I’ve been trying to think of songs about spring, but the ones that have come to mind – Nina’s Simone’s I Get Along Without You Very Well (Except Sometimes), Billie Holiday’s Some Other Spring – are mournful. Perhaps it’s a reflection of my state of mind. January and February were abject, with upwards of 1,000 deaths a day and people hibernating with their sorrow. This absence of a collective grieving process has felt especially British: emotionally stifled, and cut off from one another, we’ve all been like icebergs, stranded at sea.

But there are signs of hope: my sweet peas are germinating. All over the garden, bulbs that I thought had been snaffled by the resident squirrel – who I once caught swinging upside down from the bird feeder – are shooting green arms towards the sky.
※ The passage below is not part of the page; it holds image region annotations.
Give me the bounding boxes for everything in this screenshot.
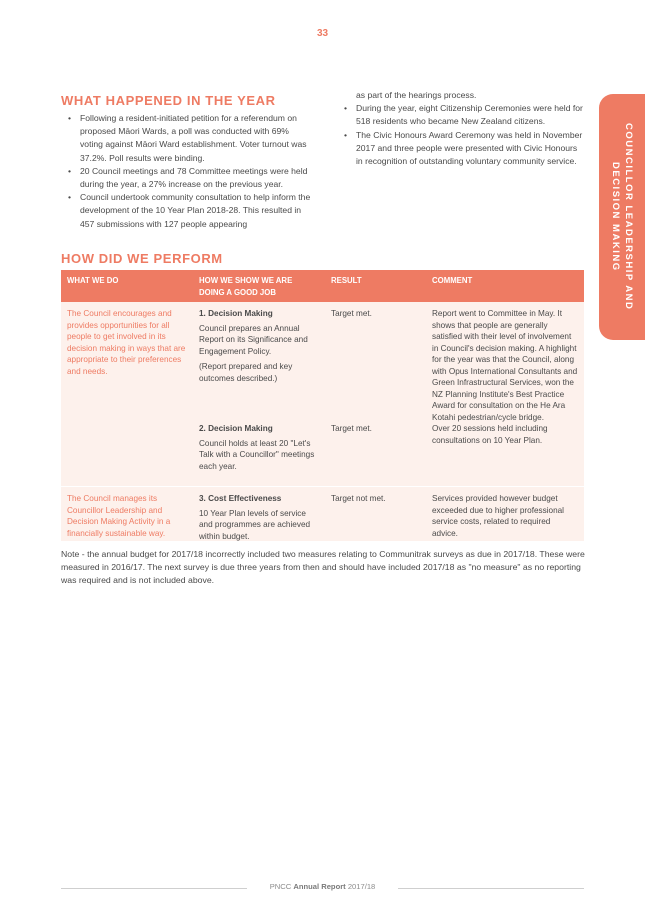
comment-cell: Over 20 sessions held including consultations on 10 Year Plan. [432, 424, 548, 445]
result-cell: Target met. [331, 309, 372, 318]
list-item-continuation: as part of the hearings process. [356, 90, 477, 100]
footer-org: PNCC [269, 882, 292, 891]
page-footer [61, 882, 584, 894]
list-item: • Following a resident-initiated petition for a referendum on proposed Māori Wards, a poll was conducted with 69% voting against Māori Ward establishment. Voter turnout was 37.2%. Poll results were binding. [68, 112, 312, 165]
header-result: RESULT [331, 276, 362, 285]
what-happened-heading: WHAT HAPPENED IN THE YEAR [61, 93, 276, 108]
budget-note: Note - the annual budget for 2017/18 incorrectly included two measures relating to Communitrak surveys as due in 2017/18. These were measured in 2016/17. The next survey is due three years from then and should have included 2017/18 as "no measure" as no reporting was required and is not included above. [61, 549, 585, 586]
measure-text: Council holds at least 20 "Let's Talk with a Councillor" meetings each year. [199, 438, 315, 471]
measure-text: Council prepares an Annual Report on its Significance and Engagement Policy. [199, 323, 308, 356]
list-item: • The Civic Honours Award Ceremony was held in November 2017 and three people were presented with Civic Honours in recognition of outstanding voluntary community service. [344, 129, 584, 169]
what-happened-right-list [344, 89, 584, 168]
measure-title: 2. Decision Making [199, 424, 273, 433]
table-row [61, 486, 584, 541]
list-item: • 20 Council meetings and 78 Committee meetings were held during the year, a 27% increase on the previous year. [68, 165, 312, 191]
what-we-do-cell: The Council manages its Councillor Leadership and Decision Making Activity in a financially sustainable way. [67, 494, 171, 538]
header-what-we-do: WHAT WE DO [67, 276, 119, 285]
list-item: • Council undertook community consultation to help inform the development of the 10 Year Plan 2018-28. This resulted in 457 submissions with 127 people appearing [68, 191, 312, 231]
performance-table [61, 270, 584, 541]
footer-year: 2017/18 [347, 882, 376, 891]
measure-title: 1. Decision Making [199, 309, 273, 318]
table-row [61, 302, 584, 422]
measure-cell [193, 487, 325, 541]
side-tab-label: COUNCILLOR LEADERSHIP AND DECISION MAKING [610, 123, 634, 311]
header-comment: COMMENT [432, 276, 473, 285]
table-row [61, 417, 584, 486]
comment-cell: Services provided however budget exceeded due to higher professional service costs, related to required advice. [432, 494, 565, 538]
measure-text: 10 Year Plan levels of service and programmes are achieved within budget. [199, 508, 311, 541]
what-we-do-cell: The Council encourages and provides opportunities for all people to get involved in its decision making in ways that are appropriate to their preferences and needs. [67, 309, 186, 376]
table-header [61, 270, 584, 302]
how-did-we-perform-heading: HOW DID WE PERFORM [61, 251, 223, 266]
result-cell: Target met. [331, 424, 372, 433]
measure-title: 3. Cost Effectiveness [199, 494, 282, 503]
footer-text [61, 882, 584, 891]
list-item: • During the year, eight Citizenship Ceremonies were held for 518 residents who became New Zealand citizens. [344, 102, 584, 128]
measure-text: (Report prepared and key outcomes described.) [199, 362, 293, 383]
measure-cell [193, 302, 325, 417]
page-number: 33 [316, 28, 329, 39]
what-we-do-cell [61, 417, 193, 486]
section-side-tab [599, 94, 645, 340]
measure-cell [193, 417, 325, 486]
footer-label: Annual Report [293, 882, 346, 891]
comment-cell: Report went to Committee in May. It shows that people are generally satisfied with their level of involvement in Council's decision making. A highlight for the year was that the Council, along with Opus International Consultants and Green Infrastructural Services, won the NZ Planning Institute's Best Practice Award for consultation on the He Ara Kotahi pedestrian/cycle bridge. [432, 309, 578, 422]
result-cell: Target not met. [331, 494, 386, 503]
header-how-we-show: HOW WE SHOW WE ARE DOING A GOOD JOB [199, 276, 293, 297]
what-happened-left-list [68, 112, 312, 231]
And the sun actually came out, reminding me of a much happier spring song, the Beatles’ Here Comes the Sun (“Little darling, it’s been a long, cold, lonely winter, little darling, it feels like years since it’s been here”). It always makes me think of my dad, who sings it in the shower – his other standard is Jerusalem, a funny choice for a Welshman – and whose version of it deviates so wildly from the original that when I first heard it as George Harrison intended I failed to recognise it as the same piece of music. Soon, I hope to hear him cheerfully murder it again.